Они дружно гогочут, больше всех сам Рыжий закатывается. Машет передо мной инкубаторской футболкой, горловину растягивает и на меня пытается напялить. Обступили вчетвером. Только Длинный немного в стороне, но тоже смеется.

– Слышь, упыри! Я без боя не сдамся!

Уворачиваюсь от них, и самому смешно становится. Еще и сзади кто-то по ребрам пальцами перебирает.

– Шорты сам наденешь? Или тоже помочь? – проявляет заботу эта, с фенечками, когда меня все-таки побеждают.

Делаю шаг ей навстречу, внезапно вспомнив имя, – Алина. Задираю руки вверх, типа приготовился:

– Помоги!

А Рыжий чуть не по полу катается:

– Во мелочь наглая пошла!

– Весело у вас, – подает голос Длинный и улыбается.

– Поздравляю, Жень! – кивает в его сторону толстушка, и у меня в памяти всплывает и ее имя – Катя. – Вы, кстати, в одном отряде, – ковыряется в своем исчерканном блокноте.

– Я его к себе под опеку возьму, – мурлычет Алина, – а то заладил: «Не твой, не твой!» – А сама пялится на меня, стреляя глазками, пока я с шортами корячусь.

Кидаю взгляд на Длинного – понимаю, что можно слегка подурить:

– Извиняйте, тетя Алина, но мы с товарищем Евгением в одном отряде. – Развожу руками и язык ей показываю, а потом лезу к этому здоровяку обниматься.

И они снова дружно хохочут. Рыжий уже на кровать рухнул, подрыгивает костлявыми конечностями. А я думаю… слинять, что ли, под шумок или еще покривляться?

– Не переживай, – примыкает к нашему крепкому братству эта самоуверенная и цепляет Длинного за локоть. – Женя и со мной в одном отряде.

– Ого! Может, тогда я лишний? – дергаю бровью.

– Мы бы рады были, но…

Но не успевает договорить.

– Вы тут? – переводя дух, заглядывает к нам Реваль. – Бегом на улицу! Уже первый автобус подъехал. – И сует какие-то таблички.

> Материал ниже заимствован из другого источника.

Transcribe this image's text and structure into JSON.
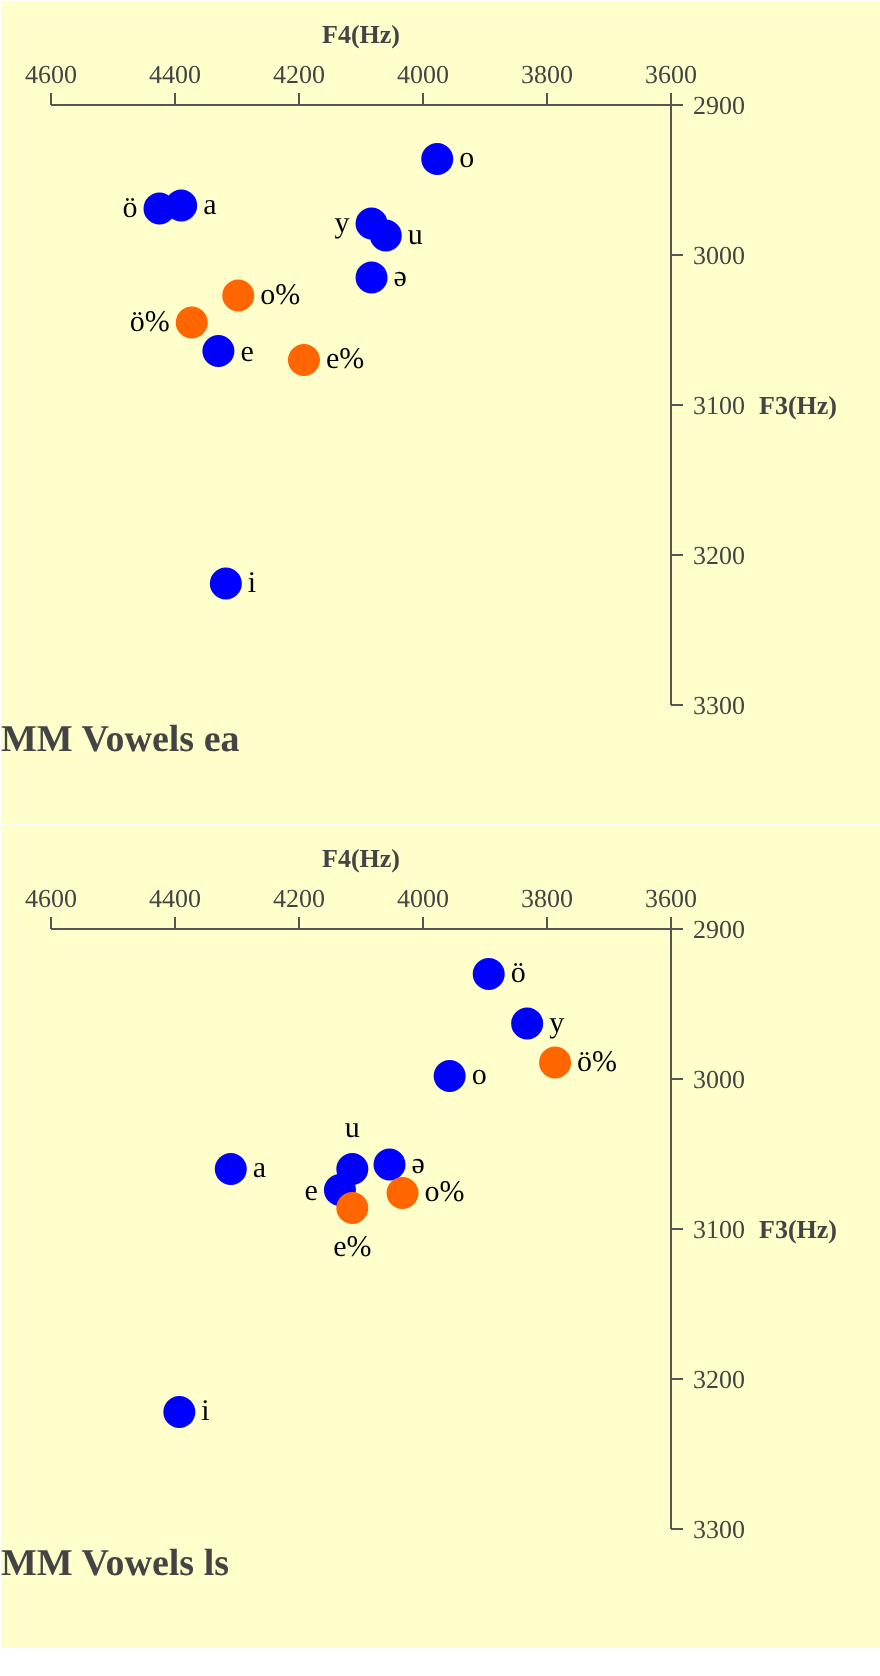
{
  "chart_data": [
    {
      "type": "scatter",
      "title": "MM Vowels ea",
      "xlabel": "F4(Hz)",
      "ylabel": "F3(Hz)",
      "xlim": [
        4600,
        3600
      ],
      "ylim": [
        3300,
        2900
      ],
      "xticks": [
        4600,
        4400,
        4200,
        4000,
        3800,
        3600
      ],
      "yticks": [
        2900,
        3000,
        3100,
        3200,
        3300
      ],
      "grid": false,
      "legend": false,
      "marker": "circle",
      "series": [
        {
          "name": "o",
          "color": "#0000ff",
          "x": [
            3977
          ],
          "values": [
            2936
          ]
        },
        {
          "name": "ö",
          "color": "#0000ff",
          "x": [
            4425
          ],
          "values": [
            2969
          ]
        },
        {
          "name": "a",
          "color": "#0000ff",
          "x": [
            4390
          ],
          "values": [
            2967
          ]
        },
        {
          "name": "y",
          "color": "#0000ff",
          "x": [
            4083
          ],
          "values": [
            2979
          ]
        },
        {
          "name": "u",
          "color": "#0000ff",
          "x": [
            4060
          ],
          "values": [
            2987
          ]
        },
        {
          "name": "ə",
          "color": "#0000ff",
          "x": [
            4083
          ],
          "values": [
            3015
          ]
        },
        {
          "name": "o%",
          "color": "#ff6600",
          "x": [
            4298
          ],
          "values": [
            3027
          ]
        },
        {
          "name": "ö%",
          "color": "#ff6600",
          "x": [
            4373
          ],
          "values": [
            3045
          ]
        },
        {
          "name": "e",
          "color": "#0000ff",
          "x": [
            4330
          ],
          "values": [
            3064
          ]
        },
        {
          "name": "e%",
          "color": "#ff6600",
          "x": [
            4192
          ],
          "values": [
            3070
          ]
        },
        {
          "name": "i",
          "color": "#0000ff",
          "x": [
            4318
          ],
          "values": [
            3219
          ]
        }
      ]
    },
    {
      "type": "scatter",
      "title": "MM Vowels ls",
      "xlabel": "F4(Hz)",
      "ylabel": "F3(Hz)",
      "xlim": [
        4600,
        3600
      ],
      "ylim": [
        3300,
        2900
      ],
      "xticks": [
        4600,
        4400,
        4200,
        4000,
        3800,
        3600
      ],
      "yticks": [
        2900,
        3000,
        3100,
        3200,
        3300
      ],
      "grid": false,
      "legend": false,
      "marker": "circle",
      "series": [
        {
          "name": "ö",
          "color": "#0000ff",
          "x": [
            3894
          ],
          "values": [
            2930
          ]
        },
        {
          "name": "y",
          "color": "#0000ff",
          "x": [
            3832
          ],
          "values": [
            2963
          ]
        },
        {
          "name": "ö%",
          "color": "#ff6600",
          "x": [
            3787
          ],
          "values": [
            2989
          ]
        },
        {
          "name": "o",
          "color": "#0000ff",
          "x": [
            3957
          ],
          "values": [
            2998
          ]
        },
        {
          "name": "a",
          "color": "#0000ff",
          "x": [
            4310
          ],
          "values": [
            3060
          ]
        },
        {
          "name": "u",
          "color": "#0000ff",
          "x": [
            4114
          ],
          "values": [
            3060
          ]
        },
        {
          "name": "ə",
          "color": "#0000ff",
          "x": [
            4054
          ],
          "values": [
            3057
          ]
        },
        {
          "name": "e",
          "color": "#0000ff",
          "x": [
            4134
          ],
          "values": [
            3074
          ]
        },
        {
          "name": "o%",
          "color": "#ff6600",
          "x": [
            4033
          ],
          "values": [
            3076
          ]
        },
        {
          "name": "e%",
          "color": "#ff6600",
          "x": [
            4114
          ],
          "values": [
            3086
          ]
        },
        {
          "name": "i",
          "color": "#0000ff",
          "x": [
            4393
          ],
          "values": [
            3222
          ]
        }
      ]
    }
  ]
}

Хо-хо! А я типа стажер, я не при делах – передаю их дальше. Но одну все-таки обратно получаю.

– Наталья Егоровна сказала, чтобы ты держал, – суетится Катя и ныряет следом за Ревалем в открытую дверь.

– И кепку не забудь!

Алина – кто ж еще? – шлепает мне на голову типовую бейсболку и выталкивает в коридор.

А я жалею, что не смылся вовремя. Как под конвоем ведут. Ну да ладно! Сейчас и там представление устроим. И Натальей Егоровной меня не запугать. Это вам она – «Наталья Егоровна», а мне – тетка родная. Чувствую, весело будет…

– Ста-же-ор, – ехидно посмеивается где-то сзади Рыжий.

У меня на спине что, так и написано?

Пытаюсь извернуться, чтобы разглядеть надпись, не выходит. Уродская футболка!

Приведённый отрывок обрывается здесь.